- Prognostic factors in muscle-invasive bladder cancer treated with radiotherapy: an immunohistochemical study.
Prognostic factors in muscle-invasive bladder cancer treated with radiotherapy: an immunohistochemical study.
To determine the prognostic role of p53, Ki-67 and p21 for patients with muscle-invasive bladder cancer treated with curative intent by radiotherapy. The study included 131 patients (24 women and 107 men, median age 72 years, range 40-86) with transitional cell carcinoma (T2-T4) treated with external definitive pelvic radiotherapy between 1985 and 1994. Paraffin-embedded pretreatment biopsies from the patients were examined for the presence of p53, p21 and Ki-67, detected by immunohistochemistry, and related to tumour stage, grade and patient survival.

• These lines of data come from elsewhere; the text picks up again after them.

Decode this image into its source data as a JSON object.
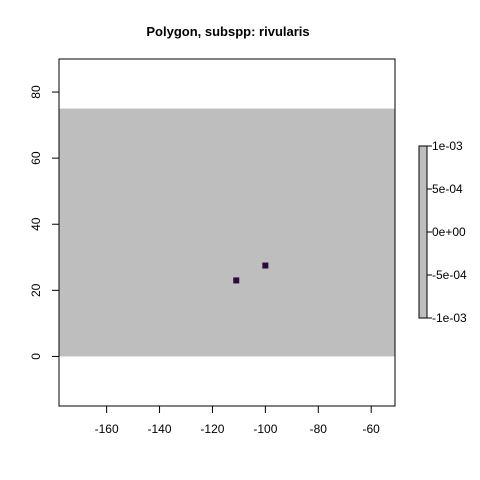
{
  "chart_data": {
    "type": "heatmap",
    "title": "Polygon, subspp: rivularis",
    "xlabel": "",
    "ylabel": "",
    "xlim": [
      -178,
      -51
    ],
    "ylim": [
      -15,
      90
    ],
    "x_ticks": [
      -160,
      -140,
      -120,
      -100,
      -80,
      -60
    ],
    "y_ticks": [
      0,
      20,
      40,
      60,
      80
    ],
    "raster_extent": {
      "x": [
        -178,
        -51
      ],
      "y": [
        0,
        75
      ]
    },
    "background_fill": "#bebebe",
    "cells": [
      {
        "x": -111,
        "y": 23,
        "value": 0
      },
      {
        "x": -100,
        "y": 27.5,
        "value": 0
      }
    ],
    "cell_color": "#2c0a3a",
    "legend": {
      "placement": "right",
      "range": [
        -0.001,
        0.001
      ],
      "tick_values": [
        0.001,
        0.0005,
        0,
        -0.0005,
        -0.001
      ],
      "tick_labels": [
        "1e-03",
        "5e-04",
        "0e+00",
        "-5e-04",
        "-1e-03"
      ],
      "fill": "#bebebe"
    }
  }
}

The expression of p53 protein correlated positively with the detection of Ki-67 (P < 0.05) but did not correlate with p21. None of the immunohistochemical variables (p53, p21 or Ki-67) correlated with T category and only Ki-67 correlated with histological grade. Patients with > 5% p21 expression tended to live longer than those with < 5% (P = 0.09). In a multivariate analysis, the T category (T2/T3 vs. T4), histological grade (2 vs. 3) and p21 expression (< or = 5% vs. > 5%) were independent prognostic factors for overall survival. Further investigation is warranted in patients with muscle-invasive bladder cancer undergoing different types of treatment p21 seems to play an independent prognostic role in these patients, in addition to T category and grade.